Per comprendere se vi siano linee di continuità, o di discontinuità, tra i progetti di bilancio del precedente Governo Draghi rispetto al neo Governo Meloni, può essere interessante analizzare, in termini percentuali ed assoluti, l’aspetto qualitativo delle coperture delle spese previste, attraverso l’analisi delle entrate. Per fare questo occorre evidenziare la prima stesura del bilancio di previsione del 2022 con la prima stesura del bilancio di previsione del 2023. Questo perché, a consuntivo, il bilancio 2022 ha visto degli assestamenti che hanno portato le entrate da 614.884 mln di euro a 698.886 mln di euro.
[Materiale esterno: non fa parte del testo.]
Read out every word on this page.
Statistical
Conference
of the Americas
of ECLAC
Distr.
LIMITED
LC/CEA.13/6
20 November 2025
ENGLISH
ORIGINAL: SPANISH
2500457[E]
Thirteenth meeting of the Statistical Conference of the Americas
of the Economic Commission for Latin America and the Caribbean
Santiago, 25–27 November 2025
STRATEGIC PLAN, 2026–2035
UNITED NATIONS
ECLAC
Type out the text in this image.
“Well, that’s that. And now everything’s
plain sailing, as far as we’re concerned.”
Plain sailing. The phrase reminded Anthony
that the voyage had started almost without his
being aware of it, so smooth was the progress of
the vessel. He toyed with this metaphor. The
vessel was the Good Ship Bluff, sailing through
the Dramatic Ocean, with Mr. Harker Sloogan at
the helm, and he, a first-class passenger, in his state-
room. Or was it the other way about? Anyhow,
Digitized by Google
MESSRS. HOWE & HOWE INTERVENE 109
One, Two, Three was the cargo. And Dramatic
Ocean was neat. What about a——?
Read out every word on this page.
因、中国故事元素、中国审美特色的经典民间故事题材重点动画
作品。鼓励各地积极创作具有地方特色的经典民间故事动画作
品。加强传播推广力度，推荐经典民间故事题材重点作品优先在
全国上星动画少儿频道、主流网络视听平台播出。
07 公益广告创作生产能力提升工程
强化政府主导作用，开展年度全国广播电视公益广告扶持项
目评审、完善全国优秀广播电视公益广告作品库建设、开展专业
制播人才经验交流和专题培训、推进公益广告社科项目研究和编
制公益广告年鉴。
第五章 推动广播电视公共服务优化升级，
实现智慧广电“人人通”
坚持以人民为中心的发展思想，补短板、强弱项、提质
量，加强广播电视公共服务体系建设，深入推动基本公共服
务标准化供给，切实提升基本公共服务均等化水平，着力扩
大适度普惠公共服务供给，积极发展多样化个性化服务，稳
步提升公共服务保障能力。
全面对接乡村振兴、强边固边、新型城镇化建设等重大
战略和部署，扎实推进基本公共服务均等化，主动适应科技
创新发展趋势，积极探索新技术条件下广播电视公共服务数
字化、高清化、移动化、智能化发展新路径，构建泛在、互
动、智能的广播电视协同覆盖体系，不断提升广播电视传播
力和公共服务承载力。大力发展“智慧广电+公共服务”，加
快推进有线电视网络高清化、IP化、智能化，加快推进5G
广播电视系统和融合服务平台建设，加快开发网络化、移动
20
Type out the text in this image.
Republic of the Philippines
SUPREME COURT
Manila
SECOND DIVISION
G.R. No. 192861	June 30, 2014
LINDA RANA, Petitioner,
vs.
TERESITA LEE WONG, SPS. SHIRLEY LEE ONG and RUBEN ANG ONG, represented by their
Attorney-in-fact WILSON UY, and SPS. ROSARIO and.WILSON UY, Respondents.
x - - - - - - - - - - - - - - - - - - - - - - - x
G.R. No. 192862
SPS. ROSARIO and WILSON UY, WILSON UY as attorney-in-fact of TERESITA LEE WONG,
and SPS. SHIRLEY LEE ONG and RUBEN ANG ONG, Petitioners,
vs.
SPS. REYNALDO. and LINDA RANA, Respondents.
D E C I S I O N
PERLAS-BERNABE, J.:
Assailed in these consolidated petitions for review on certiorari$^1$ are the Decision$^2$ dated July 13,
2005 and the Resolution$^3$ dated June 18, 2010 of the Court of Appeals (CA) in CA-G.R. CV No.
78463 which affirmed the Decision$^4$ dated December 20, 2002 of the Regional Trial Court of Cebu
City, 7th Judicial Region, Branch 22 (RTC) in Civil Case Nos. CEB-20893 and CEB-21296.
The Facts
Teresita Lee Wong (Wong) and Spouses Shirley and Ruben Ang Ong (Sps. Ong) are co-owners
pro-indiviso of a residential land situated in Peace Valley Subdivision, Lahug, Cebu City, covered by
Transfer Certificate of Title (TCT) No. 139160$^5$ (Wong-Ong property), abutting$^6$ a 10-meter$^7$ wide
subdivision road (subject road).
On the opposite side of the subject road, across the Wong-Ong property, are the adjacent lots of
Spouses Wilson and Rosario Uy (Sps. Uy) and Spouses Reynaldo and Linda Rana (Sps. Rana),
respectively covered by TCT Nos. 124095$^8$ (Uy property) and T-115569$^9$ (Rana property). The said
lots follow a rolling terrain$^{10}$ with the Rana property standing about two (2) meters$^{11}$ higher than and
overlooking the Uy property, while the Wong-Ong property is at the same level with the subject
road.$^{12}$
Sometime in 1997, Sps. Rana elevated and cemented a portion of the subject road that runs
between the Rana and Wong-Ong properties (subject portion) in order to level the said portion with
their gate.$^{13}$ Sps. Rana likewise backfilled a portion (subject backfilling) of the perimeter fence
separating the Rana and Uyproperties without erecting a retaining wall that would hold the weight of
Per il 2022, l’incremento di spesa è stato di 84.002 mln di euro. Inizialmente erano previste entrate per:
- Tributarie 527.847 (71,31%)
- Extra tributarie 85.297 (11,52%)
- Altre 1.740 (0,24%)
- Ricorso al mercato 125.392 (16,93%)
Dopo gli assestamenti invece abbiamo avuto la seguente ripartizione:
- Tributarie 585.542 (73,21%)
- Extra tributarie (13,67%)
- Altre 3.791 (0,47%)
- Ricorso al mercato 200.813 (25,11%)
Cosa possiamo leggere da questi numeri? Il Governo Draghi ha interpretato gli aggiustamenti delle politiche fiscali trovando ragionevole , per le coperture delle maggiori spese, il ricorso ai mercati finanziari.
In attesa di un primo aggiustamento, che avverrà presumibilmente a marzo 2023, il Governo Meloni ha innanzi tutto previsto maggiori spese, portando il preventivo 2023 a 872.803 mln di euro contro 740.276 del 2022 (+ 135.257 mln di euro +17,90%). E le coperture come previsionali quali saranno?
- Tributarie 588.332 (67,41%), ossia, -3,9% rispetto al preventivo 2022
- Extra tributarie 83.259 (9,54%), ossia, -1,98% rispetto al preventivo 2022
- Altre 399 (0,05%), ossia, -0,19% rispetto al preventivo 2022
- Ricorso al mercato 200.813 (23%), ossia, +6,07% rispetto al preventivo 2022.
In buona sostanza ed almeno nelle intenzioni, il Governo Meloni ha preferito affidarsi al ricorso dei mercati finanziari per trovare le coperture delle proprie politiche fiscali, questo in continuità con gli aggiustamenti del 2022, ma in discontinuità con quanto preventivato alla prima stesura del bilancio 2022. in generale, la linea intrapresa segna un diverso modus operandis rispetto al Governo Draghi quando, nonostante i mercati facessero richiesta per dieci volte tanto di Titoli di Stato, le emissioni domandate non sono state assecondate.